En los medios de comunicación argentinos, La caída tuvo un recibimiento bastante bueno, resaltando su carácter "polémico", "atrevido" y "desafiante". Pero, ¿cuán desafiante y atrevida es una película que busca alimentar una imagen humana del dirigente político que comandó unas de las avanzas más brutales del capitalismo sobre los pueblos de Europa y Rusia, que implementó la esclavitud y la explotación en vastas regiones controlados por sus tropas?. ¿Es posible condecorar a Hirschbiegel con los honores de "polémico y desafiante"?.

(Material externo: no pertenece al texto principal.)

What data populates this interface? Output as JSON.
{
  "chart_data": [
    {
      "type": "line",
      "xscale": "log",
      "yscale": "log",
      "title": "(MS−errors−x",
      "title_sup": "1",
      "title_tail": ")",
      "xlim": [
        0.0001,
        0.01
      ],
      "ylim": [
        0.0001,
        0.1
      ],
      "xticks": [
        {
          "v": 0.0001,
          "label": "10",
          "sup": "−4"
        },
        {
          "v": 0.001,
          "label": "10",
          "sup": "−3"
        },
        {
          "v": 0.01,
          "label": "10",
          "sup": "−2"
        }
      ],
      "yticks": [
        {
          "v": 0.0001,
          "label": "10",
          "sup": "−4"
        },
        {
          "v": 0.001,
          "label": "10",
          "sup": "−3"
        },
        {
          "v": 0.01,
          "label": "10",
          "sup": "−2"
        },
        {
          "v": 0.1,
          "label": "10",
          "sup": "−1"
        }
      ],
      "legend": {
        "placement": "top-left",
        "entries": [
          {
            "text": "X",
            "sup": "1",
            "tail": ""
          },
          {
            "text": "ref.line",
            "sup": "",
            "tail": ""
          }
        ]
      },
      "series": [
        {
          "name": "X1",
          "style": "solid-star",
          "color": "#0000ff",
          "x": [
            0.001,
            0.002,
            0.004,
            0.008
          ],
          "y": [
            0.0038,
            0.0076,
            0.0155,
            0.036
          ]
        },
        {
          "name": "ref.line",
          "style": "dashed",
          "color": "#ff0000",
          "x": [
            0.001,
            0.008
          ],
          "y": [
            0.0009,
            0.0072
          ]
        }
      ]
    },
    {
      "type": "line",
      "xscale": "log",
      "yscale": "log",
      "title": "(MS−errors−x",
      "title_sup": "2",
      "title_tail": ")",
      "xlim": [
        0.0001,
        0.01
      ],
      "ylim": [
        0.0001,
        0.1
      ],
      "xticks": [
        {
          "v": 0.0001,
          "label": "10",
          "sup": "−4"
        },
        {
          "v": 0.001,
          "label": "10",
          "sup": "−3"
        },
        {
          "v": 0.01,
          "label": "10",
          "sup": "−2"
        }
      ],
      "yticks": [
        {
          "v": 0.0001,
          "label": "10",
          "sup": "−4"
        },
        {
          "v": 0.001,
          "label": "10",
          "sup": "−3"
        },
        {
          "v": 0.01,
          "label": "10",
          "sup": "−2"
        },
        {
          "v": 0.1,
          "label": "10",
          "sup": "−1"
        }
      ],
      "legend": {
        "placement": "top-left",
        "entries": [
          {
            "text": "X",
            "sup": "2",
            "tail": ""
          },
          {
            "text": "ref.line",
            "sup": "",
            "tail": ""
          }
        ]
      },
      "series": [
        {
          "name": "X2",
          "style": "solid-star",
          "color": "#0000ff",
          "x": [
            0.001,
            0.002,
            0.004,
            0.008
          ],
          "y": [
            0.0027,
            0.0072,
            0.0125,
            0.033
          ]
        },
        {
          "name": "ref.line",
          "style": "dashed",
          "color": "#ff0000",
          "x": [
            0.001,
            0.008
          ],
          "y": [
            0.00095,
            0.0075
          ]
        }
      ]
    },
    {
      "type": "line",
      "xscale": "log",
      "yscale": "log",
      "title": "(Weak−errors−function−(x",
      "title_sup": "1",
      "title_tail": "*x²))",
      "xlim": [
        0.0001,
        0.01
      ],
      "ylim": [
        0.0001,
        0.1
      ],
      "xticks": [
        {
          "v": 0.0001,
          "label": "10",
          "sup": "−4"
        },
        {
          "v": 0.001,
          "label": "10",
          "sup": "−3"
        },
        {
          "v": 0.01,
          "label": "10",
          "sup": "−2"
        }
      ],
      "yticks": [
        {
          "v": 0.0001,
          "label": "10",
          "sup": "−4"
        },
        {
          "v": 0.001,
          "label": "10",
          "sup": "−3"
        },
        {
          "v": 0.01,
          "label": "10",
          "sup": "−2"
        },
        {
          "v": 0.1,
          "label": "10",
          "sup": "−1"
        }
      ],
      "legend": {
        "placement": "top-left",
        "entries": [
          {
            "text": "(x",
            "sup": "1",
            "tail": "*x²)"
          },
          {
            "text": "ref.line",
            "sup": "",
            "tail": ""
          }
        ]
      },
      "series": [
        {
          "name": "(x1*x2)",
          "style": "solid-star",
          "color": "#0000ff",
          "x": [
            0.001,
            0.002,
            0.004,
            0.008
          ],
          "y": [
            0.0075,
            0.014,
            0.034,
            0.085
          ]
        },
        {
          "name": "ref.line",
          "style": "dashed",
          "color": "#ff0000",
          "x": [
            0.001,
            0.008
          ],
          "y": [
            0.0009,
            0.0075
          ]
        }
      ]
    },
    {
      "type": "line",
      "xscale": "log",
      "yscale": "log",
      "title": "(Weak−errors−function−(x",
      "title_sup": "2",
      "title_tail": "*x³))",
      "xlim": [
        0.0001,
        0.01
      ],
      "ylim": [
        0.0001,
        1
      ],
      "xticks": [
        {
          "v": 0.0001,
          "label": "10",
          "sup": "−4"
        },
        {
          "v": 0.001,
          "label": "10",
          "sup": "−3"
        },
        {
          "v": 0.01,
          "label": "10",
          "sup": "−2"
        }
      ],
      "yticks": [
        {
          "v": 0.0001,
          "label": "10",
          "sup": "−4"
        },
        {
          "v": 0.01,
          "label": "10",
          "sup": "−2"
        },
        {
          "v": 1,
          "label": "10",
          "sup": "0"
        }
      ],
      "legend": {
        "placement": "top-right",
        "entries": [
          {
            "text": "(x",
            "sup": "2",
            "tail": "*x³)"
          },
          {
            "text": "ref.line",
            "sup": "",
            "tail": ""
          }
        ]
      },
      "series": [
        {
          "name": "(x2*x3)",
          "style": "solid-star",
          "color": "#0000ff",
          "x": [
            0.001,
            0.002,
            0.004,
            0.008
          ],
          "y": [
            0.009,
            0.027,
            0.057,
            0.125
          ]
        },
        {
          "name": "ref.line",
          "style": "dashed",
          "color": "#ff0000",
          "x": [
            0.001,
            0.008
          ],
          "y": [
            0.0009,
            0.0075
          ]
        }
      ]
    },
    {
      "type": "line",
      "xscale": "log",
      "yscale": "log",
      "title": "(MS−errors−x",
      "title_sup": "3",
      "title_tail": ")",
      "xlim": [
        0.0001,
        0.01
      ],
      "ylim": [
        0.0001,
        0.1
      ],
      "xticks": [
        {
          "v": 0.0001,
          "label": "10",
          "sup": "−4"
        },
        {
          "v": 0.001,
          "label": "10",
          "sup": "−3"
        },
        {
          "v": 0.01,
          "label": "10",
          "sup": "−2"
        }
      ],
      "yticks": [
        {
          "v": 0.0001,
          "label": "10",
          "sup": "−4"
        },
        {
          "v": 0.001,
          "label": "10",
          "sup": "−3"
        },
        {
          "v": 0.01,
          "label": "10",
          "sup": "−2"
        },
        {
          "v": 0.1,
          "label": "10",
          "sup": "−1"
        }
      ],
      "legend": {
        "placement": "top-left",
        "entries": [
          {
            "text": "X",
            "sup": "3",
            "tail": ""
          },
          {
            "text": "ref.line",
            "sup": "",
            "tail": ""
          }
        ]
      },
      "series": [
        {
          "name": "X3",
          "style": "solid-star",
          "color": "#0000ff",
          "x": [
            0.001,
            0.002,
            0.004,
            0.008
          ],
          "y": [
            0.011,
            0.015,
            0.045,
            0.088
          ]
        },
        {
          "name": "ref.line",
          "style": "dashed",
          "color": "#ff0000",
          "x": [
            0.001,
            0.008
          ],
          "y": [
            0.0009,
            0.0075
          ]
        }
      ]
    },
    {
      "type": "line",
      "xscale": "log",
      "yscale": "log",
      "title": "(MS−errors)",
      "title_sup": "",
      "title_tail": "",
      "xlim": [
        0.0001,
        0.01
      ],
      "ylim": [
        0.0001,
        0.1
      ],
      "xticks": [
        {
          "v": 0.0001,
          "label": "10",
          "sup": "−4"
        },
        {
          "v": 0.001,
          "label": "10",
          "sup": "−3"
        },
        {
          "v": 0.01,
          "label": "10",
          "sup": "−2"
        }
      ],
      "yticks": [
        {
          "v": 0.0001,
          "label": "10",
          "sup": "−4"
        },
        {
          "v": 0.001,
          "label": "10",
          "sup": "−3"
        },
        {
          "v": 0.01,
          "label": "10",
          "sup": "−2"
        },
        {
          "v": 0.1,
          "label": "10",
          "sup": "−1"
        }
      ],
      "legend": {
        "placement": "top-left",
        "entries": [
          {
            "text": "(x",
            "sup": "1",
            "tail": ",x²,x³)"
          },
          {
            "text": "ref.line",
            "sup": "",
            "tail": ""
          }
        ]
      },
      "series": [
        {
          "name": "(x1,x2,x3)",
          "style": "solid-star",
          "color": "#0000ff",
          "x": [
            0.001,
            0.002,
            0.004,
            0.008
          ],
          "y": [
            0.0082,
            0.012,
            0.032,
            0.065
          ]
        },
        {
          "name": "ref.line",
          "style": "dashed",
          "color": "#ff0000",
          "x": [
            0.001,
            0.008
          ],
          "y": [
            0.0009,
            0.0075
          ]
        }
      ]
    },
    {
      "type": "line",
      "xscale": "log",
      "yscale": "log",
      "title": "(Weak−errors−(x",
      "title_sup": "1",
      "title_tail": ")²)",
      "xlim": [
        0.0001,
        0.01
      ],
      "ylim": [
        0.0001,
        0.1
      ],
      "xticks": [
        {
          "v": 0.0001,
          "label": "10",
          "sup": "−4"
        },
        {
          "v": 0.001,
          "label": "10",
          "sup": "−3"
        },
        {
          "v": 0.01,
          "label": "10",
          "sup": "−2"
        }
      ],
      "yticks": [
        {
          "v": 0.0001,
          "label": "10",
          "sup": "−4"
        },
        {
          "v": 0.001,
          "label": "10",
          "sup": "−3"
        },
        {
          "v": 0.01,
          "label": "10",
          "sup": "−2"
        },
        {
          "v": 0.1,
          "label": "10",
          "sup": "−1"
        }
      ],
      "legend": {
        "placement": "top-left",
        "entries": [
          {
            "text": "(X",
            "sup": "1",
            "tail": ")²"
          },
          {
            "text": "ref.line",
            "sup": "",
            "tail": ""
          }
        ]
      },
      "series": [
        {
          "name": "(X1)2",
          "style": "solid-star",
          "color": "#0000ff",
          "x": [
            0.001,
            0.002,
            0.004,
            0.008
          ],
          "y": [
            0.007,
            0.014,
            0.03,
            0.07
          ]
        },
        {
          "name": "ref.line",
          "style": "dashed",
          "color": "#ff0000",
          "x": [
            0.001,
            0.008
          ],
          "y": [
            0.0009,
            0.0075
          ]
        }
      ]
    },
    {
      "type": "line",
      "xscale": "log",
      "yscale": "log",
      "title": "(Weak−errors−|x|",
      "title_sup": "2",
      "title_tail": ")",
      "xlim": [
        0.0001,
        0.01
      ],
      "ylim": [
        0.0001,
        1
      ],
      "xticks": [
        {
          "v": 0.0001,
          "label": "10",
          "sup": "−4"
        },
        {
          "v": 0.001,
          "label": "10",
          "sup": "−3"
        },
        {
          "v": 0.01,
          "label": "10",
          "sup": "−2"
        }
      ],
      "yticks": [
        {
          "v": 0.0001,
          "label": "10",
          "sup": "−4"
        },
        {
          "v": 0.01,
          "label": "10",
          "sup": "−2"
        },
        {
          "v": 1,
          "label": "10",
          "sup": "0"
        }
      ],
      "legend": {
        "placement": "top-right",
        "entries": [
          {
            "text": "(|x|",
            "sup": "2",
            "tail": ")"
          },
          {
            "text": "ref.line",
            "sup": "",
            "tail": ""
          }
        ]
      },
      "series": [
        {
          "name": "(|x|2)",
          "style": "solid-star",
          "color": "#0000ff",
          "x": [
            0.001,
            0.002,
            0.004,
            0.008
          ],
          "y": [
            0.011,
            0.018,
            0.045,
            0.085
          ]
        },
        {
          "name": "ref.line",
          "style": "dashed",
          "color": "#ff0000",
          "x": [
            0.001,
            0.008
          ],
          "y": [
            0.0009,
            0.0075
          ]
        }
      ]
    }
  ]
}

Como ensayo del pensamiento: me gustaría ver la reacción de los mismos que hoy aplauden esta película si en lugar de Hitler estuviera Videla, y en lugar de los últimos días en el bunker de Berlín, las negociaciones que la Junta Militar realizó con Alfonsín antes de las elecciones. Me gustaría ver como algún director argentino (”polémico y desafiante") nos muestra a la Junta Militar retirándose del gobierno del Estado argentino con el espíritu romántico de Hitler horas antes de quitarse la vida a diez metros bajo tierra. ¿Qué interés puede tener mostrar el "rostro humano" de un conjunto de militares que se dedicó durante años a fusilar y desaparecer sistemáticamente a una generación de compañeros militantes? ¿Qué interés puede tener sino el de producir un bello encantamiento estético para aplacar el alma? ¿Será necesario, como me dicen, que esto suceda para dejar de fetichizar la historia contada de la última dictadura militar?... ¿Es "sano e interesante" pensar a la Junta Militar desde el punto de vista de la Junta Militar? Seguramente no: esa hubiese sido la tarea que la Junta Militar habría realizado si hoy viviéramos bajo su mando. Pero como "vivimos en democracia" la historia la escribieron quienes conciliaron con la Junta y nos repitieron durante años que nunca más volvería a suceder, como si la última dictadura fuese una excepción (como nos presentan a Hitler) y las contradicciones en pugna de la sociedad nunca más se volvieran a tensar. Esperemos que nunca más nos digan nunca más y que Hitler y todos los males de la historia sean absorbidos por la historia y no por los relatos que hacen de la historia un fetiche "desafiante y polémico".